Partie interactive du site pédagogique ELECINF344/ELECINF381 de Télécom ParisTech (occurrence 2011).


IRL : Settings !

In our last article we described some ways to enhance the display of a text scrolling smoothly.
We actually tried several possibilities of settings for the scrolling text and finally found a convenient one (as shown on the video above).

We did some major improvements concerning the speed of the code on the card succeeding in speeding it by a factor of 5. We deemed that a major issue of that program lays on the access time of the memory. Indeed it takes more than 20 seconds to write an ILDA file of a tweet from the ram to the flash. Samuel suggested that we could use a socket to directly send the ILDA file from the python script to the C program in charge of the FPGA communication. In fact, with such a strategy we would avoid the slow speed flash access and be able to send a tweet to the laser around 30 seconds after its validation.

In addition we’re going to add some bit stuffing to make the frames equally populated in terms of points so as to assure a constant frame rate. You can easily notice that disturbing effect on the video above.

In parallel, we’re getting familiar with the DMX protocol and are working on the DMX board.
We haven’t forgotten the software fifo between the C program and the FPGA. We deemed that a zeromq socket would be a interesting solution and we are currently working on it.

IRL: the riddle with a mere oscilloscope!

Yesterday we achieved a new goal : we successfully played an ILDA animation on a mere oscilloscope. We attach a video as an evidence of our performance.

Let’s focus on what we actually did.
We built a program which plays directly an ILDA animation in the ILDA file format. We can set several options directly on the command line such as the time spent per frame and the scaling factor.

We enhanced our code which built an ILDA file from a string or a file. It operates directly on board and is now using an ILDA file per character instead of a SVG file with the whole charset.
We display directly on the board a list of tweets taken from a database and fetched them on the go with the twitter API that we now use in C instead of Python.
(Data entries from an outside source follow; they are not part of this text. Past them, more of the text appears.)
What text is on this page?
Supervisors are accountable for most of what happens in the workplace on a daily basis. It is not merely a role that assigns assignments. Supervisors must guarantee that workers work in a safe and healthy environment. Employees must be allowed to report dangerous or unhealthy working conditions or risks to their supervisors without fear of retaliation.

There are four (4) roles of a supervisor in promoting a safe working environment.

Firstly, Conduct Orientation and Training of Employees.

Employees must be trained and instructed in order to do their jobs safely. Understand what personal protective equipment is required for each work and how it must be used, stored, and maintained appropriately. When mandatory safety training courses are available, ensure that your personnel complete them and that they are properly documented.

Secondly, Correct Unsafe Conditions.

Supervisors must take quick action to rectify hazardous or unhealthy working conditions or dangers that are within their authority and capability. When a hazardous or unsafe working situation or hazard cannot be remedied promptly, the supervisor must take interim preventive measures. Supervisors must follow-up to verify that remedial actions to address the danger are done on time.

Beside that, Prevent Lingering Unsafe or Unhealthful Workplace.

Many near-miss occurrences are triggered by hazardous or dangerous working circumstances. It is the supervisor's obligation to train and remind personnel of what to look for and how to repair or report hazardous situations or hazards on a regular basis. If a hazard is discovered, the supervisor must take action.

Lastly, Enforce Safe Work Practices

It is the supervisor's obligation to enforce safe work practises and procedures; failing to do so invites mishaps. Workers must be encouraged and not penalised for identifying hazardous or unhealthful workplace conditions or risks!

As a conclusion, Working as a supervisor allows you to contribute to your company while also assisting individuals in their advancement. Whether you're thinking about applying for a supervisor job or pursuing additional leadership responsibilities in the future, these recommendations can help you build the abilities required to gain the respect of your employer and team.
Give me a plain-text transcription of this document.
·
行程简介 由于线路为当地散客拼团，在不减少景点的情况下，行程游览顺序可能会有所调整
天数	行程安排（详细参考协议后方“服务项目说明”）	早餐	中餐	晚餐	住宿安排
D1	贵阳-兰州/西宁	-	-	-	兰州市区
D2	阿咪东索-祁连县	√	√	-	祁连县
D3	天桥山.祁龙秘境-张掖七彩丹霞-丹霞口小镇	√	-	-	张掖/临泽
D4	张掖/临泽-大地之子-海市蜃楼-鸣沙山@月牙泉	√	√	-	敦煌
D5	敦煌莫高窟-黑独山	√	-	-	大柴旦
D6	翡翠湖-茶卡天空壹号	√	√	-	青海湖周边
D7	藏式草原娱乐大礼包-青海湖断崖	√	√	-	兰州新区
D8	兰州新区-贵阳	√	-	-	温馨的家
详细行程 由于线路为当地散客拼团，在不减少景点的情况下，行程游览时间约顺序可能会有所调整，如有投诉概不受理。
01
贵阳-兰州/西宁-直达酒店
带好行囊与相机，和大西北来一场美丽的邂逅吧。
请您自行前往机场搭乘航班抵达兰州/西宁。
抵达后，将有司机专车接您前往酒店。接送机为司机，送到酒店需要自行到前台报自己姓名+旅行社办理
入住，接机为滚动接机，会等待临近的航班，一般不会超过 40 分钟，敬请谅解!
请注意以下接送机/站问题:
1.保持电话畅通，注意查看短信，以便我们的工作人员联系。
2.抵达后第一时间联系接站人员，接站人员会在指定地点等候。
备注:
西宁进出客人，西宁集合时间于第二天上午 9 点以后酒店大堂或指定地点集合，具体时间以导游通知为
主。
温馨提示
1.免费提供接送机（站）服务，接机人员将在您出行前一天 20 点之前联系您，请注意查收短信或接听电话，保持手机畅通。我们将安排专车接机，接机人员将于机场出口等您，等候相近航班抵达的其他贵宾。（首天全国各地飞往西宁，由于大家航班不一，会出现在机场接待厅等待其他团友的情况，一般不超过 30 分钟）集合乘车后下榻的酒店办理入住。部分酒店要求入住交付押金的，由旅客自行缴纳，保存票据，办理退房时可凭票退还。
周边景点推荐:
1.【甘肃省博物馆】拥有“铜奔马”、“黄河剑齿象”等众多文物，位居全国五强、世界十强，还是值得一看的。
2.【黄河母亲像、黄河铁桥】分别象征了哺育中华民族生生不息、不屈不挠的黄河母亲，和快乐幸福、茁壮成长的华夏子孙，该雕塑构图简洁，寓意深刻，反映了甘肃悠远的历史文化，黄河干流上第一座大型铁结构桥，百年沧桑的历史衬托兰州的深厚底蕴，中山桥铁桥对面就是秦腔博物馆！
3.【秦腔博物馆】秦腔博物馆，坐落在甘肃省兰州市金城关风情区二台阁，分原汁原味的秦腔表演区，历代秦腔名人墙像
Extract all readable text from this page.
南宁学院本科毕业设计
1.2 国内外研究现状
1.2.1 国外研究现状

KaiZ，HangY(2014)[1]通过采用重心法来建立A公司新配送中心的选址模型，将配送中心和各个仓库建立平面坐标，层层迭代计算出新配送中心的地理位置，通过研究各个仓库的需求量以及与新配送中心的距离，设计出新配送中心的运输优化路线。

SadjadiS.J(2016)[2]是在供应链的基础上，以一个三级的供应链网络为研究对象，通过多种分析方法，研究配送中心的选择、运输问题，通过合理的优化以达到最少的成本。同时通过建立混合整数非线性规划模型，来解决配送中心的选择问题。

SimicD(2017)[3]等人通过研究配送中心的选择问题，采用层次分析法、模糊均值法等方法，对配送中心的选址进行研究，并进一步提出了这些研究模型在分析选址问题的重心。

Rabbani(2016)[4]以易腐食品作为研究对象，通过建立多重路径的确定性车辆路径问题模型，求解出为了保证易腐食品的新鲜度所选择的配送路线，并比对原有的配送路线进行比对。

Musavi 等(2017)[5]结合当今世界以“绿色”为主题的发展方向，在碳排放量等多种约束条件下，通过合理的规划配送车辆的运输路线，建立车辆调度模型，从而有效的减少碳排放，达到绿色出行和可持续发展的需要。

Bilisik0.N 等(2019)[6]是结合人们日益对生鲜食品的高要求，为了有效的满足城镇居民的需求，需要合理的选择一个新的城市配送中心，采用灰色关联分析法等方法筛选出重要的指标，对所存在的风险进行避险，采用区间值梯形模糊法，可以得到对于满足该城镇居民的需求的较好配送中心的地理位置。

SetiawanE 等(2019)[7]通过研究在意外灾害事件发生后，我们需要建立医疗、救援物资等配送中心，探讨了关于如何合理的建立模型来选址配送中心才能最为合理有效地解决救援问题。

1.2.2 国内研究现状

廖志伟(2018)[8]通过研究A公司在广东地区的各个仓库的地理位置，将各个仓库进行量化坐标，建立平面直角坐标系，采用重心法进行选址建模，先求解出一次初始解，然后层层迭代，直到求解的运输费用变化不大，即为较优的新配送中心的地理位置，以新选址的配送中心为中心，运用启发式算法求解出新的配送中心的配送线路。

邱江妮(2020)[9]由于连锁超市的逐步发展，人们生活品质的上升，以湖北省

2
The IRL project would be nothing without those huge changes that drew our path since the beginning of the project. And we are proud to announce that we are changing (again) our architecture, and we would like to thank our teachers for their precise suggestions on that topic. In a word we are going to rely on a wishbone bus so as to assure the communication through the entities of the FPGA. In that way, out system will be cleaner plus it will enhance its capabilities.

IRL : Une journée fructueuse

Aujourd’hui nous nous sommes principalement concentrés sur le fpga.

Ram Spi
Nous sommes désormais capable de faire communiquer le fpga avec la ram spi : nous pouvons lire et écrire des valeurs dans la ram depuis le fpga (valeurs à écrire codées en dur dans le fpga, vérification des lectures à l’oscilloscope).

Le développement de la communication processeur-ram/spi à travers le fpga est bien avancé. Il est déjà possible de consulter sur l’armadeus la dernière valeur lue sur la ram/spi par le fpga. En revanche l’écriture n’est pas encore possible. Le contrôleur qui permettra au processeur d’indiquer les opérations (lecture / écriture/ adresse) qu’il souhaite réaliser est en cours d’écriture.

Nous parvenons à afficher un point en codant ses deux coordonnées en dur dans le fpga. La prochaine étape consistera à piloter les coordonnées du point depuis le processeur.
Par ailleurs un module permet d’afficher une diagonale. Nous pourrons ainsi régler les potentiomètres des amplificateurs dès que nous aurons mis la main sur un tournevis !

Serveur Web
Nous avons peu travaillé sur ce sujet aujourd’hui. Nous avons recompilé les bibliothèques de buildroot avec les symboles de debug pour pouvoir comprendre pourquoi mongrel fait une erreur de segmentation au démarrage.